Background: Irregular cardiac motion can render conventional segmented cine MRI nondiagnostic. Clustering has been proposed for cardiac motion binning and may be optimized for complex arrhythmias.
Purpose: To develop an adaptive cluster optimization method for irregular cardiac motion, and to generate the corresponding time-resolved cine images.
Study type: Prospective.
Subjects: Thirteen with atrial fibrillation, four with premature ventricular contractions, and one patient in sinus rhythm.
Field strength/sequence: Free-running balanced steady state free precession (bSSFP) with sorted golden-step, reference real-time sequence.
Assessment: Each subject underwent both the sorted golden-step bSSFP and the reference Cartesian real-time imaging.

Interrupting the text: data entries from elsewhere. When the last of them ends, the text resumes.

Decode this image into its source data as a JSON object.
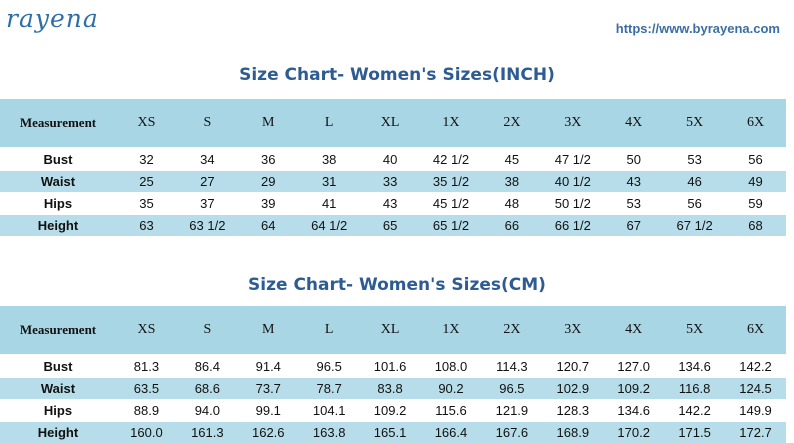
{
  "header": {
    "logo_text": "rayena",
    "url": "https://www.byrayena.com"
  },
  "tables": [
    {
      "title": "Size Chart- Women's Sizes(INCH)",
      "header_label": "Measurement",
      "sizes": [
        "XS",
        "S",
        "M",
        "L",
        "XL",
        "1X",
        "2X",
        "3X",
        "4X",
        "5X",
        "6X"
      ],
      "rows": [
        {
          "label": "Bust",
          "values": [
            "32",
            "34",
            "36",
            "38",
            "40",
            "42 1/2",
            "45",
            "47 1/2",
            "50",
            "53",
            "56"
          ]
        },
        {
          "label": "Waist",
          "values": [
            "25",
            "27",
            "29",
            "31",
            "33",
            "35 1/2",
            "38",
            "40 1/2",
            "43",
            "46",
            "49"
          ]
        },
        {
          "label": "Hips",
          "values": [
            "35",
            "37",
            "39",
            "41",
            "43",
            "45 1/2",
            "48",
            "50 1/2",
            "53",
            "56",
            "59"
          ]
        },
        {
          "label": "Height",
          "values": [
            "63",
            "63 1/2",
            "64",
            "64 1/2",
            "65",
            "65 1/2",
            "66",
            "66 1/2",
            "67",
            "67 1/2",
            "68"
          ]
        }
      ]
    },
    {
      "title": "Size Chart- Women's Sizes(CM)",
      "header_label": "Measurement",
      "sizes": [
        "XS",
        "S",
        "M",
        "L",
        "XL",
        "1X",
        "2X",
        "3X",
        "4X",
        "5X",
        "6X"
      ],
      "rows": [
        {
          "label": "Bust",
          "values": [
            "81.3",
            "86.4",
            "91.4",
            "96.5",
            "101.6",
            "108.0",
            "114.3",
            "120.7",
            "127.0",
            "134.6",
            "142.2"
          ]
        },
        {
          "label": "Waist",
          "values": [
            "63.5",
            "68.6",
            "73.7",
            "78.7",
            "83.8",
            "90.2",
            "96.5",
            "102.9",
            "109.2",
            "116.8",
            "124.5"
          ]
        },
        {
          "label": "Hips",
          "values": [
            "88.9",
            "94.0",
            "99.1",
            "104.1",
            "109.2",
            "115.6",
            "121.9",
            "128.3",
            "134.6",
            "142.2",
            "149.9"
          ]
        },
        {
          "label": "Height",
          "values": [
            "160.0",
            "161.3",
            "162.6",
            "163.8",
            "165.1",
            "166.4",
            "167.6",
            "168.9",
            "170.2",
            "171.5",
            "172.7"
          ]
        }
      ]
    }
  ],
  "colors": {
    "header_row": "#a9d6e5",
    "alt_row": "#b6dde9",
    "title": "#2e5c92",
    "logo": "#2f6fa8"
  }
}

Golden-step bSSFP images were reconstructed using the dynamic regularized adaptive cluster optimization (DRACO) method and k-means clustering. Image quality (4-point Likert scale), signal-to-noise ratio (SNR), contrast-to-noise ratio (CNR), edge sharpness, and ventricular function were assessed.

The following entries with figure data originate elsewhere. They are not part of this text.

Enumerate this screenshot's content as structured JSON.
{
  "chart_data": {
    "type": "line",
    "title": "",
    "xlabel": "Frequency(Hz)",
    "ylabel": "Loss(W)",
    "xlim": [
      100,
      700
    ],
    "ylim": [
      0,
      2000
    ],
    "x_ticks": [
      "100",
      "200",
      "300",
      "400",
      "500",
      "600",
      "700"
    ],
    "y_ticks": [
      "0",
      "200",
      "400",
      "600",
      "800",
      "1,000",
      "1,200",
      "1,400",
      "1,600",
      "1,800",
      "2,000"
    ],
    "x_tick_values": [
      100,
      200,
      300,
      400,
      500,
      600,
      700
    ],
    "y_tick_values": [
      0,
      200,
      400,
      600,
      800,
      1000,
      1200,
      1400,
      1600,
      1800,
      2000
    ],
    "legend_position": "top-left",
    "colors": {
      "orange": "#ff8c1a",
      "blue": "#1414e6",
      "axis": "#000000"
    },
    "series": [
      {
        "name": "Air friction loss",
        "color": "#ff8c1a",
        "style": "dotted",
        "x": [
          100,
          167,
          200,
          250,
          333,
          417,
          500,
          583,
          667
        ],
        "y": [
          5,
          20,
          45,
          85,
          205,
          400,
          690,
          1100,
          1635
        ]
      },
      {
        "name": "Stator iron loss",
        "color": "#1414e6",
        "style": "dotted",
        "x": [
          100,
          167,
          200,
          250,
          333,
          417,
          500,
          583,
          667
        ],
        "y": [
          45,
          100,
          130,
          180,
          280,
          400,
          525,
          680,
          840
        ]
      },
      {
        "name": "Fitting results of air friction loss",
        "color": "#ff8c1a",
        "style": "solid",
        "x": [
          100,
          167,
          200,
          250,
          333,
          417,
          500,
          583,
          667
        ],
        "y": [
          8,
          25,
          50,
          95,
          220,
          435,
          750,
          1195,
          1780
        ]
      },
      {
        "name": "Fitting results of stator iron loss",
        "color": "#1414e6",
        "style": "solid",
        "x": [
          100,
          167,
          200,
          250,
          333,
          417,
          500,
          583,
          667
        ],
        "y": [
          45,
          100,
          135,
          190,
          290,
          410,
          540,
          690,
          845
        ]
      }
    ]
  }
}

Statistical tests: Paired t-tests, Friedman test, regression analysis, Fleiss' Kappa, Bland-Altman analysis. Significance level P < 0.05.
Results: The DRACO method had the highest percent of images with scores ≥3 (96% for diastolic frame, 93% for systolic frame, and 93% for multiphase cine) and the percentages were significantly higher compared with both the k-means and real-time methods. Image quality scores, SNR, and CNR were significantly different between DRACO vs. k-means and between DRACO vs. real-time. Cardiac function analysis showed no significant differences between DRACO vs. the reference real-time.

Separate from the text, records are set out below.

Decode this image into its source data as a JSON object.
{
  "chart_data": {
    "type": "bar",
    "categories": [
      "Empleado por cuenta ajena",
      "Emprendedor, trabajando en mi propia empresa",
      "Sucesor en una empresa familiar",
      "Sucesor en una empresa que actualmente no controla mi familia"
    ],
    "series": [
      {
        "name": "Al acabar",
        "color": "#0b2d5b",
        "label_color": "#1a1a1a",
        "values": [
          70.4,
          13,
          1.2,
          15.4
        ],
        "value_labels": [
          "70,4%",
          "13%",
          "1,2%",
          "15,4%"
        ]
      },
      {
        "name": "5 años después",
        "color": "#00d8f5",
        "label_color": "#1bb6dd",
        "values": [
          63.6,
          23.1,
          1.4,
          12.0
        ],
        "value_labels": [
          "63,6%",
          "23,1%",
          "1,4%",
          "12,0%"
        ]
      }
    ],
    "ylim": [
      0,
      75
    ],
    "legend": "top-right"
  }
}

Conclusion: DRACO with time-resolved reconstruction generated high quality images and has early promise for quantitative cine cardiac MRI in patients with complex arrhythmias including atrial fibrillation.
Technical efficacy: Stage 2.
Keywords: arrhythmia; atrial fibrillation; clustering algorithm; golden‐step acquisition; quantitative MRI; total variation.
© 2024 International Society for Magnetic Resonance in Medicine.